From a software consumer perspective, an SBOM adds peace of mind that the software vendor’s practices, transparency and maturity are of a necessary standard.
Sharing Experiences for Better Defenses Against Threats
Creating an equal playing field is a crucial part of the government, whatever the industry. But with cybersecurity blurring the boundaries of what’s a matter for the private sector and what’s of national (and, therefore, state security) importance, greater coordination between the two spheres is necessary.
It has become increasingly evident that strong cybersecurity and incident response plans are vital to maintain data and system integrity and reduce cyberattacks’ potential impact. Communication between government agencies and industry leaders is critical to help all market participants understand past attacks, evaluate potential threats and improve overall risk posture.
That’s why initiatives like the U.S. Department of Homeland Security’s Cyber Safety Review Board (CSRB) and the UK Government Cyber Security Strategy (GCSS) are significant: They aim to combine the best of both public and private sector knowledge and deliver meaningful recommendations to all businesses.
This mix of government leaders and industry professionals will be able to share exciting and valuable best practices and recommendations through their knowledge and understanding of major cyber events and communicate detailed information on past intrusions. In addition, the CSRB’s commitment to remaining transparent is what we will need to build more cyber resilience and integrity, ensuring we have the most robust protection for our critical businesses, networks and infrastructure.
Improving Knowledge Through Enhanced Threat Intelligence
The very nature of cyberattacks means a strong, mutually beneficial relationship between industry and government is not just preferable but absolutely critical. We may well have a situation where a new type of attack is trialed on smaller businesses before it is used to attack increasingly more significant targets. How valuable would it be if governments were able to receive intelligence on those attacks and incorporate it into their threat planning? In the same way, there will be learnings that governments can share gleaned from their experiences dealing with attacks on national infrastructure.

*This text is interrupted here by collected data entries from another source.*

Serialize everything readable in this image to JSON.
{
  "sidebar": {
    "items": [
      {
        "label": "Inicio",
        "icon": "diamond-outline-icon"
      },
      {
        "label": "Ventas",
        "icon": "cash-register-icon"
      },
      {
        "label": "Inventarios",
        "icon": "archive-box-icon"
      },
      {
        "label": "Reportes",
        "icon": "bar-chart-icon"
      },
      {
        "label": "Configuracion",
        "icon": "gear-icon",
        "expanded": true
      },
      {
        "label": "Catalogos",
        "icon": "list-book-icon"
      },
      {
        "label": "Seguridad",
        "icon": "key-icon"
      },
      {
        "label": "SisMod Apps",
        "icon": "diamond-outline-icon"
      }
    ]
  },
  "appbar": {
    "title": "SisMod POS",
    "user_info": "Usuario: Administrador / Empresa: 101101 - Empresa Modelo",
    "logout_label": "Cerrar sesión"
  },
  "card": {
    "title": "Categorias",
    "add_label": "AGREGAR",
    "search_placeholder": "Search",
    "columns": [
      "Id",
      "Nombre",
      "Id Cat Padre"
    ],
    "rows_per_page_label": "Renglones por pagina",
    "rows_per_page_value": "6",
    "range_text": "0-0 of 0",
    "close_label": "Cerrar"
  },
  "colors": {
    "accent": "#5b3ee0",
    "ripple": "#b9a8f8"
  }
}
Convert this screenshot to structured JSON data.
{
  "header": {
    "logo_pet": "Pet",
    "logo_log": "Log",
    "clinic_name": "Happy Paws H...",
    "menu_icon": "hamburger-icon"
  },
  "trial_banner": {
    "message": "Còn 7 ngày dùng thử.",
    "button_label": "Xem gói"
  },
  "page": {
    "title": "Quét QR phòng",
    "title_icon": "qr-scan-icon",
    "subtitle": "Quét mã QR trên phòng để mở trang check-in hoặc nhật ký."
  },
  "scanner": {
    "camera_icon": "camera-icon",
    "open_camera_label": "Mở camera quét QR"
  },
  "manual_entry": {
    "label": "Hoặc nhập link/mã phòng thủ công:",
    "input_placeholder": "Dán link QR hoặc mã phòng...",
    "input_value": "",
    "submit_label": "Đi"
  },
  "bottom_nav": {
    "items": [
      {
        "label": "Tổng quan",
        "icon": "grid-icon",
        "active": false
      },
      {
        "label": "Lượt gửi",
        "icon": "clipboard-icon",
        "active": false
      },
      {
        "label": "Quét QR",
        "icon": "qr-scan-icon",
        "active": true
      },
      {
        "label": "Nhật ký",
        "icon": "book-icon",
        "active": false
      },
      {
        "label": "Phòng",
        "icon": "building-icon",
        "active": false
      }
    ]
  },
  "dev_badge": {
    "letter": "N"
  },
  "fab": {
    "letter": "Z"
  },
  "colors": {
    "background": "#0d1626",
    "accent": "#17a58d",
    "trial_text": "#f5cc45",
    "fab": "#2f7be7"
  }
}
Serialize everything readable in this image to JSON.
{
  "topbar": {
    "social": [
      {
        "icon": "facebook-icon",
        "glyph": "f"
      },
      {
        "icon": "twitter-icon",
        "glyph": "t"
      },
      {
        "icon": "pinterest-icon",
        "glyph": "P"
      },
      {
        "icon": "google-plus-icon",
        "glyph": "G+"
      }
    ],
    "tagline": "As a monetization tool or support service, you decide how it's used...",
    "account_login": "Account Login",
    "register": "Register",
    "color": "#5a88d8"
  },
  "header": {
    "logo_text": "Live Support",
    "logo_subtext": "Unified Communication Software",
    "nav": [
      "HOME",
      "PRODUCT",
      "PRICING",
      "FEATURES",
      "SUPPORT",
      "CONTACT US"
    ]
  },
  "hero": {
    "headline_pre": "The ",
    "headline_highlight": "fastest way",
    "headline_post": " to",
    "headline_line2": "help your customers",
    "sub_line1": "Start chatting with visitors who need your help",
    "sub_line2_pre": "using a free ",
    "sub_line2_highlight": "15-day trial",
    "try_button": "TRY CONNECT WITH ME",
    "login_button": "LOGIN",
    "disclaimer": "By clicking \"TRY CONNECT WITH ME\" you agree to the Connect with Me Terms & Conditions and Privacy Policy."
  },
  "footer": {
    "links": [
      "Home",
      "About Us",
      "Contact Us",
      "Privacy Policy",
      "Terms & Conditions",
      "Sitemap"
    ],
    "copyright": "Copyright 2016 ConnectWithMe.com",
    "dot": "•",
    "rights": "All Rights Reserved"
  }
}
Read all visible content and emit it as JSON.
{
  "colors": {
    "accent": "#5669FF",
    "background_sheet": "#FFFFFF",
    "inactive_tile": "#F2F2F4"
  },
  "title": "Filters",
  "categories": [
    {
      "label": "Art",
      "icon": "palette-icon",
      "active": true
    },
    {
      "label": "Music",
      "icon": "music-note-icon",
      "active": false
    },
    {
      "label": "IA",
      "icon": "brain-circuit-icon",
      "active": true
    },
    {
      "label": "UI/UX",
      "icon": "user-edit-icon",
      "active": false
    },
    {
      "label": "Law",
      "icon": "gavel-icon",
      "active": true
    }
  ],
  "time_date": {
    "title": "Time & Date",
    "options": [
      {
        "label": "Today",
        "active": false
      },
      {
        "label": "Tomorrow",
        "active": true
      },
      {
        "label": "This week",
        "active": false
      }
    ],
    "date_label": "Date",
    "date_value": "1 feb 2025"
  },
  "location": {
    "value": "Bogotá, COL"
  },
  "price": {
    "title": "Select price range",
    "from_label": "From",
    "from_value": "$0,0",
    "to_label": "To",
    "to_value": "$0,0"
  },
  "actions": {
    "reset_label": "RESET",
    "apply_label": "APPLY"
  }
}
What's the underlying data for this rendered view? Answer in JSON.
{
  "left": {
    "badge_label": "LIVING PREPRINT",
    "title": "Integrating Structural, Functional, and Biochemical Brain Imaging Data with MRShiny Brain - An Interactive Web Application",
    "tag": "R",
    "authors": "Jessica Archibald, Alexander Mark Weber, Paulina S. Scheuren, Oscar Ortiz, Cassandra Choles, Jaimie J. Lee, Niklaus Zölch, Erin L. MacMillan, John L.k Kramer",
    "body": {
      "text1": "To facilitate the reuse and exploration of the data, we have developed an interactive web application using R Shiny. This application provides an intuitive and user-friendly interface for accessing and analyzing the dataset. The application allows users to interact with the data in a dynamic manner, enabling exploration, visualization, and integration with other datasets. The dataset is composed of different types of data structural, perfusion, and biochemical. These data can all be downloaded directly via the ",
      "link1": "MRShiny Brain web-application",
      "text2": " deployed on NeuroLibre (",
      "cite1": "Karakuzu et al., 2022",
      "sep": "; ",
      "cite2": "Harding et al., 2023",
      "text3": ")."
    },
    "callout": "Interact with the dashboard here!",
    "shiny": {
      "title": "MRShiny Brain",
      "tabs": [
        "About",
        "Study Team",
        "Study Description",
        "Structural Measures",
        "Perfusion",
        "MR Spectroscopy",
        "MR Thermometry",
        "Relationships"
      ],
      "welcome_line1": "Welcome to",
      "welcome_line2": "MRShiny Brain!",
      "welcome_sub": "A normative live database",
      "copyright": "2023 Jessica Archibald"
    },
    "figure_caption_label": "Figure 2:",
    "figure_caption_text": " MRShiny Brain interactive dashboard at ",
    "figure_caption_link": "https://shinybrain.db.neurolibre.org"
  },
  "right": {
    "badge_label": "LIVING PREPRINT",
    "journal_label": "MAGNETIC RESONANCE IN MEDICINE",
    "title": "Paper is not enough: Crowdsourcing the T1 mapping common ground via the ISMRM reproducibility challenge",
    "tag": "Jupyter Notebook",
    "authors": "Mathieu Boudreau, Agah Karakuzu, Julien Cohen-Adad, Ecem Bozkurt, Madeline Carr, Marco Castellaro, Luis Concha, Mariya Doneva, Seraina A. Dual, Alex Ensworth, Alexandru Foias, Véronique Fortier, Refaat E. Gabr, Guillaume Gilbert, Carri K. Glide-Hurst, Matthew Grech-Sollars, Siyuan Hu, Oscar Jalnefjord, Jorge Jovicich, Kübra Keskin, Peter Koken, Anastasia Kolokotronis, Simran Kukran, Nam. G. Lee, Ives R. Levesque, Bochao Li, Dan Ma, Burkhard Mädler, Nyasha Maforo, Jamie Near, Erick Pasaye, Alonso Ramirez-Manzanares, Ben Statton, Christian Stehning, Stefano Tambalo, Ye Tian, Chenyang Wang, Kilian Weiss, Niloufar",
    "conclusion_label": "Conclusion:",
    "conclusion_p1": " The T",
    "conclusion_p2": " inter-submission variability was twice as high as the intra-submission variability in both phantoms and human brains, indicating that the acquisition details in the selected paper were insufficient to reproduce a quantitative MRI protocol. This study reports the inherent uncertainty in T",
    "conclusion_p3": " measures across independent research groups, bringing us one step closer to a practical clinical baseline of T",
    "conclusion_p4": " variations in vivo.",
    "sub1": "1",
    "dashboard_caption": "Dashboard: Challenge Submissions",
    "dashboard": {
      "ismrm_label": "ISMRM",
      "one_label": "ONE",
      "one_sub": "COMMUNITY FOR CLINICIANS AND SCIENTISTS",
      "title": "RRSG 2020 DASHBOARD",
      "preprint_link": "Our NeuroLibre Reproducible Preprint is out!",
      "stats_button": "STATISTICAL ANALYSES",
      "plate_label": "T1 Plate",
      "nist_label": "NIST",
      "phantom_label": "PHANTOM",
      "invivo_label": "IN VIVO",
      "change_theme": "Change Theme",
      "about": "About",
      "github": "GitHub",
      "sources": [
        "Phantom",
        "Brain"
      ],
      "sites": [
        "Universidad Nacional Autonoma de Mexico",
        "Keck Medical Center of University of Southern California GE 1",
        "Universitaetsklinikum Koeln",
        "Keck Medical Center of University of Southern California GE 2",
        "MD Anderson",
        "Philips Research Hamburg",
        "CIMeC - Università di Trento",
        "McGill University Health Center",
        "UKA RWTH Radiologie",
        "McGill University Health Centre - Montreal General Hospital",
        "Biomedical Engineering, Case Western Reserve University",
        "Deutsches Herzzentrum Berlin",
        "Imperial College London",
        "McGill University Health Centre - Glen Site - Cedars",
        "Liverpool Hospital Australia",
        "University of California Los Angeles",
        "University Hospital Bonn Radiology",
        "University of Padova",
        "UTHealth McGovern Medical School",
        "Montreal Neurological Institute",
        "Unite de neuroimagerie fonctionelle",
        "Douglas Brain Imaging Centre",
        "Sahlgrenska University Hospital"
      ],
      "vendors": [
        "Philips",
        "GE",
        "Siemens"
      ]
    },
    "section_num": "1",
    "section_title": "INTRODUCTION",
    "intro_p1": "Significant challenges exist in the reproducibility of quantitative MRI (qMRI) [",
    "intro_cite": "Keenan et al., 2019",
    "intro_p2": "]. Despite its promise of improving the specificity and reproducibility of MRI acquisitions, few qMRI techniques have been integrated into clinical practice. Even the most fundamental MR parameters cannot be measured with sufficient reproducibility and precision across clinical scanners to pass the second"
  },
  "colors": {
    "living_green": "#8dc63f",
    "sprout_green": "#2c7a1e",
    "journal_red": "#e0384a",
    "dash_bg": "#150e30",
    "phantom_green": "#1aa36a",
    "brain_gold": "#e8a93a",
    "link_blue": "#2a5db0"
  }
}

This threat intelligence must be shared in a way that is coordinated and available to everyone, whether government departments, private businesses or cybersecurity specialists. Thankfully, it’s a requirement that is being met: In the U.S., the Cybersecurity and Infrastructure Security Agency (CISA) regularly publishes top routinely exploited vulnerabilities, highlighting where threat actors are focusing their efforts. In the European Union, the European Union Agency for Cybersecurity (ENISA) releases annual threat landscape reports, identifying threats and attack techniques and offering relevant mitigation measures. These resources provide insight into the evolving threat landscape and current trends, helping to inform organizational cyber preparedness and plans.
Protecting the Ecosystem
The world is only going to get more regulated. While this can sometimes seem suffocating, the proper rules and government input can have immense value when it comes to cybersecurity. Creating standards so everyone operates consistently, improving the sharing of threat intelligence and ensuring that all entities have access to up-to-date information will help everyone, both public and private, to deal with the latest attacks. It is only through this ongoing cooperation, across the ecosystems all entities operate in, that will ensure threat actors are frustrated in their efforts to hurt critical infrastructure and businesses.